How is the following proof is correct?
Claim: If $S$ is a non-empty unbounded subset of R, then there exists a sequence $(s_n)$ with
values in $S$ which has no convergent subsequences.
Proof: Since $S$ is unbounded, for all $n$, there exists $s_n \in S$ so that $|s_n| > n$ (since, if not $S$ would be bounded above by $n$ and bounded below by $-n$, hence bounded).
Suppose that $(s_{n_k})$ is a convergent subsequence of $(s_n)$. Then $(s_{n_k})$ is
bounded. So, there exists $M$ such that $|s_{n_k}
| \leq M$ for all $k \in N$. However, if we choose $k \in N$
so that $k \geq M$, then $|s_{n_k}
| > n_k ≥ k ≥ M$, so $|s_{n_k}| > M$. Contradiction.
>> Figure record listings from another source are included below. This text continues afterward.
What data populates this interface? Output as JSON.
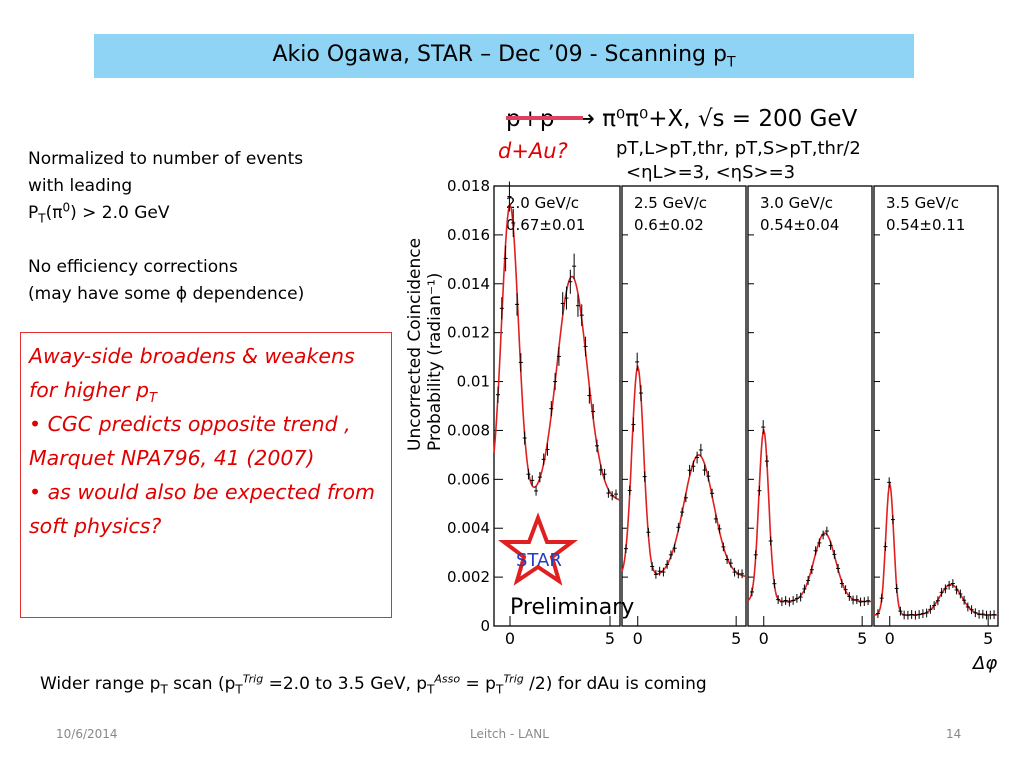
{
  "title": {
    "main": "Akio Ogawa, STAR – Dec ’09 - Scanning p",
    "sub": "T"
  },
  "notes": {
    "line1": "Normalized to number of events",
    "line2": "with leading",
    "line3_pre": " P",
    "line3_sub": "T",
    "line3_mid": "(π",
    "line3_sup": "0",
    "line3_post": ") > 2.0 GeV",
    "line4": "No efficiency corrections",
    "line5": "(may have some ϕ dependence)"
  },
  "red_box": {
    "p1_text": "Away-side broadens & weakens for higher p",
    "p1_sub": "T",
    "b1": "• CGC predicts opposite trend , Marquet NPA796, 41 (2007)",
    "b2": "• as would also be expected from soft physics?"
  },
  "plot": {
    "header": "p+p  ⟶  π⁰π⁰+X, √s = 200 GeV",
    "dau": "d+Au?",
    "cuts1": "pT,L>pT,thr, pT,S>pT,thr/2",
    "cuts2": "<ηL>=3, <ηS>=3",
    "ylabel1": "Uncorrected Coincidence",
    "ylabel2": "Probability (radian⁻¹)",
    "xlabel": "Δφ",
    "star_label": "STAR",
    "preliminary": "Preliminary",
    "yticks": [
      "0.018",
      "0.016",
      "0.014",
      "0.012",
      "0.01",
      "0.008",
      "0.006",
      "0.004",
      "0.002",
      "0"
    ],
    "xticks": [
      "0",
      "5"
    ]
  },
  "chart_data": {
    "type": "line",
    "title": "p+p → π⁰π⁰+X, √s = 200 GeV",
    "xlabel": "Δφ",
    "ylabel": "Uncorrected Coincidence Probability (radian⁻¹)",
    "xlim": [
      -0.8,
      5.5
    ],
    "ylim": [
      0,
      0.018
    ],
    "grid": false,
    "panels": [
      {
        "label": "2.0 GeV/c",
        "value": "0.67±0.01",
        "near": {
          "mu": 0.0,
          "peak": 0.0172,
          "sigma": 0.42
        },
        "away": {
          "mu": 3.1,
          "peak": 0.0143,
          "sigma": 0.75
        },
        "base": 0.0051
      },
      {
        "label": "2.5 GeV/c",
        "value": "0.6±0.02",
        "near": {
          "mu": 0.0,
          "peak": 0.0106,
          "sigma": 0.3
        },
        "away": {
          "mu": 3.1,
          "peak": 0.007,
          "sigma": 0.75
        },
        "base": 0.002
      },
      {
        "label": "3.0 GeV/c",
        "value": "0.54±0.04",
        "near": {
          "mu": 0.0,
          "peak": 0.008,
          "sigma": 0.25
        },
        "away": {
          "mu": 3.1,
          "peak": 0.0038,
          "sigma": 0.55
        },
        "base": 0.001
      },
      {
        "label": "3.5 GeV/c",
        "value": "0.54±0.11",
        "near": {
          "mu": 0.0,
          "peak": 0.0058,
          "sigma": 0.2
        },
        "away": {
          "mu": 3.1,
          "peak": 0.0017,
          "sigma": 0.55
        },
        "base": 0.00045
      }
    ]
  },
  "caption": {
    "pre": "Wider range p",
    "s1": "T",
    "m1": " scan (p",
    "s2": "T",
    "p2": "Trig",
    "m2": " =2.0 to 3.5 GeV, p",
    "s3": "T",
    "p3": "Asso",
    "m3": " = p",
    "s4": "T",
    "p4": "Trig",
    "post": " /2) for dAu is coming"
  },
  "footer": {
    "date": "10/6/2014",
    "center": "Leitch - LANL",
    "page": "14"
  }
}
This seems to me erronenous. Suppose my subsequence were that $s_{n_1} = s_2, s_{n_2} = s_1, s_{n_3} = s_4, s_{n_4} = s_3, \dots $
Best Answer
That proof is correct. Don't forget that, in order that $(s_{n_k})_{k\in\Bbb N}$ is a subsequence, the sequence $(n_k)_{k\in\Bbb N}$ must be a strictly increasing sequence of natural numbers. Therefore, yes, $n_1\geqslant1$, $n_2\geqslant 2$, and so on…